7/10
Unfairly criticized
29 October 2018
Warning: Spoilers
With Craven stepping aside, Jack Sholder (Alone in the Dark, which was the first New Line movie before the original Elm Street and The Hidden) was selected as the director and David Chaskin was selected to write this (it was his first Hollywood script and he'd go on to write I, Madman and The Curse).

Chaskin's theme for the film - which until the documentary Never Sleep Again: The Elm Street Legacy he would always say was just subtext - is the main character Jesse (Mark Patton) coming to grips with his homosexuality. Patton struggled with his anger over this film for years, as he felt betrayed as the filmmakers knew that he was in the closet. Between this role and playing a gay teenager in Come Back to the Five and Dime, Jimmy Dean, Jimmy Dean, he feared being typecast at best and labeled at worst. Yes, in 1985, this was the world that we lived in.

Chaskin claimed in interviews that Patton just played the role too gay, but Patton bristled at that claim. The emotional stress led Patton to quit acting for some time to pursue a career in interior design. That said, Chaskin claims that he has tried to reach out and apologize to the actor over the years.

Director Sholder has said that he didn't have the self-awareness to think that the film had a gay subtext, but an unfilmed scene almost had Krueger slide a knife into Jesse's mouth.

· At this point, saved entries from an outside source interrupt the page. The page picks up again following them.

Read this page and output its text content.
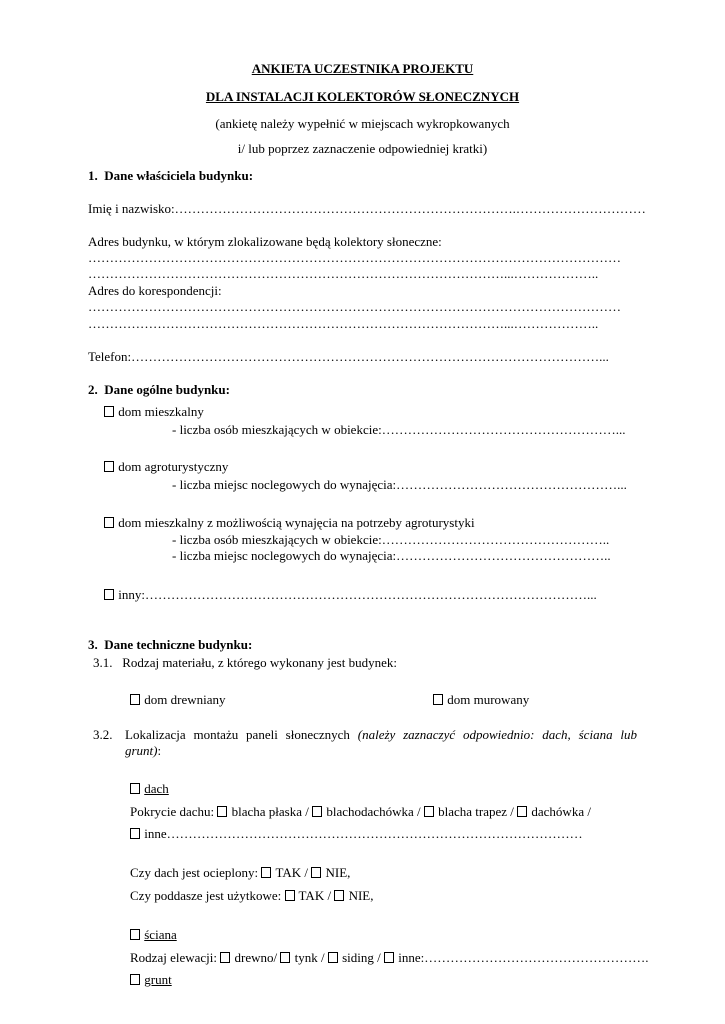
ANKIETA UCZESTNIKA PROJEKTU
DLA INSTALACJI KOLEKTORÓW SŁONECZNYCH
(ankietę należy wypełnić w miejscach wykropkowanych
i/ lub poprzez zaznaczenie odpowiedniej kratki)
1.  Dane właściciela budynku:
Imię i nazwisko:…………………………………………………………………….…………………………
Adres budynku, w którym zlokalizowane będą kolektory słoneczne:
……………………………………………………………………………………………………………
……………………………………………………………………………………...………………..
Adres do korespondencji:
……………………………………………………………………………………………………………
……………………………………………………………………………………...………………..
Telefon:………………………………………………………………………………………………...
2.  Dane ogólne budynku:
dom mieszkalny
- liczba osób mieszkających w obiekcie:………………………………………………...
dom agroturystyczny
- liczba miejsc noclegowych do wynajęcia:……………………………………………...
dom mieszkalny z możliwością wynajęcia na potrzeby agroturystyki
- liczba osób mieszkających w obiekcie:……………………………………………..
- liczba miejsc noclegowych do wynajęcia:…………………………………………..
inny:…………………………………………………………………………………………...
3.  Dane techniczne budynku:
3.1.   Rodzaj materiału, z którego wykonany jest budynek:
dom drewniany	dom murowany
3.2. Lokalizacja montażu paneli słonecznych (należy zaznaczyć odpowiednio: dach, ściana lub
grunt):
dach
Pokrycie dachu: blacha płaska / blachodachówka / blacha trapez / dachówka /
inne……………………………………………………………………………………
Czy dach jest ocieplony: TAK / NIE,
Czy poddasze jest użytkowe: TAK / NIE,
ściana
Rodzaj elewacji: drewno/ tynk / siding / inne:…………………………………………….
grunt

Makeup artist Kevin Yagher talked Patton out of filming that scene for the sake of his career.

Years later, Patton would write Jesse's Lost Journal, a series of diary entries that would set his feelings - and his character's - straight, pardon the horrible pun.

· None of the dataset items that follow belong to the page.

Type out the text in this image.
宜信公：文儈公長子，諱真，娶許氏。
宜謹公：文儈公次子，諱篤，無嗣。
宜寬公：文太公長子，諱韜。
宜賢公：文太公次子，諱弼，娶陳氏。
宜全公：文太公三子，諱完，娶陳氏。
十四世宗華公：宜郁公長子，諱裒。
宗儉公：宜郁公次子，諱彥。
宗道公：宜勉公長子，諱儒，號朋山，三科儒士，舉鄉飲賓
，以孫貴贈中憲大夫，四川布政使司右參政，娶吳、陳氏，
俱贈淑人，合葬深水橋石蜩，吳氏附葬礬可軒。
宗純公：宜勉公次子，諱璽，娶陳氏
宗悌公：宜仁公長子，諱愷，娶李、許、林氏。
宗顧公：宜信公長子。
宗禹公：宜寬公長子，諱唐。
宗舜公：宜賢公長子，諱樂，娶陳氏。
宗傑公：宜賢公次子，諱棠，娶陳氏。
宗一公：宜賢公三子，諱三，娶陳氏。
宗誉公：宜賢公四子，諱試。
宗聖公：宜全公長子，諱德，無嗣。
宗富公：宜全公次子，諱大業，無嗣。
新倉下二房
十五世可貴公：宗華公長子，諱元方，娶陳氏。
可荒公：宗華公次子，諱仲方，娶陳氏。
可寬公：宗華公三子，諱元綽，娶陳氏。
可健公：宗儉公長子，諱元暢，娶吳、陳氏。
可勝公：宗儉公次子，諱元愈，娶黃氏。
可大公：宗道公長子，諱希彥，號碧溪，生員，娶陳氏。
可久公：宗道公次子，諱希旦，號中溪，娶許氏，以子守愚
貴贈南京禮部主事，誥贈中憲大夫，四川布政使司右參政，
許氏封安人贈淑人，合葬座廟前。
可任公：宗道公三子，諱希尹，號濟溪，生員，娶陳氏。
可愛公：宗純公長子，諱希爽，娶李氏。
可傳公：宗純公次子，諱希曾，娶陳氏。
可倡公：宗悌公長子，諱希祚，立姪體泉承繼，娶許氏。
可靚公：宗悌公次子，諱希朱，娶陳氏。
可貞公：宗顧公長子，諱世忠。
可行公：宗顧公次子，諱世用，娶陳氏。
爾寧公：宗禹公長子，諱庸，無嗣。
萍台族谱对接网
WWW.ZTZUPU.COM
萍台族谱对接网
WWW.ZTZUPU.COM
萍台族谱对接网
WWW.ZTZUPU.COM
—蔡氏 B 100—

The sequel starts with a dream sequence where Jesse Walsh (Patton) dreams of being stuck inside a school bus with Freddy at the wheel. Jesse's circle of friends include Lisa, who he's friends with but too shy to ask out, and Grady (Robert Rusler, Sometimes They Come Back), a frenemy that seems more like a crush.

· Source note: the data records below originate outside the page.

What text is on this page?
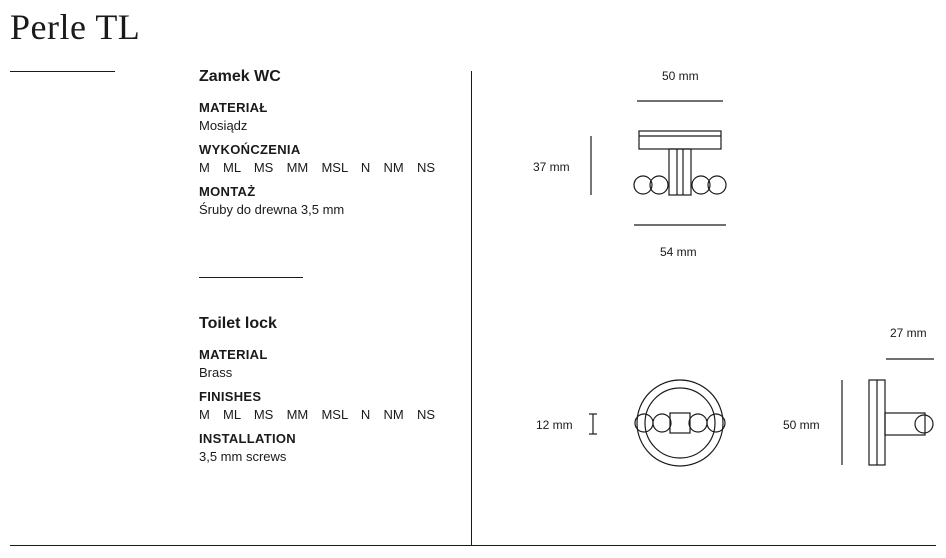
Perle TL

Zamek WC

MATERIAŁ

Mosiądz

WYKOŃCZENIA

M  ML  MS  MM  MSL  N  NM  NS

MONTAŻ

Śruby do drewna 3,5 mm

Toilet lock

MATERIAL

Brass

FINISHES

M  ML  MS  MM  MSL  N  NM  NS

INSTALLATION

3,5 mm screws

50 mm
37 mm
54 mm
27 mm
12 mm	50 mm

Jesse has moved into Nancy Thompson's home, which was on the market for five years after she was institutionalized and her mother killed herself. His family has Clu Gulager from Return of the Living Dead as his dad, Hope Lange from Death Wish as his mother and a little sister that he bothers when she's trying to sleep.

Lisa and Jesse discover Nancy's diary, which explains how ridiculous the house is to live in. It's always 97 degrees, birds attack you at will before they spontaneously combust and your parents accuse you of setting it all up.

Meanwhile, Jesse is dealing with all sorts of strangeness, like a sadistic gym teacher who really likes to go to punk clubs and get whipped. One night, a dream takes him to that bar and the gym teacher makes him run laps in the middle of the night. That gym teacher is played by Marshall Bell, who was George in Total Recall, the host for Kuato. Freddy possesses our hero and the coach gets clawed up in the shower. The cops find Jesse wandering the highway naked, which doesn't seem all that weird to his mother.

Lisa and Jesse go to Freddy's lair in an abandoned factory, then she has a pool party. Yes, I just wrote that sentence. At the party, they kiss and have perhaps the most awkward make out session ever, until Freddy causes changes in Jesse's body that make him run to Grady for help. Yes, he gets so upset about making up with a girl that he runs to his male crush, only to transform into Freddy in an astounding practical effects sequences and kill Grady. He returns to the pool party and lays absolute waste to the partygoers as Freddy before getting chased off by multiple shotgun blasts.

Only Lisa's love - and kisses - can bring Jesse out of Freddy. But it's all for nothing, as the nightmare from the beginning becomes real and their schoolbus turns into a deathtrap. Even though their friend Kerry (who has the best outfits in the movie) tries to calm them down, Freddy's claw emerges from her chest.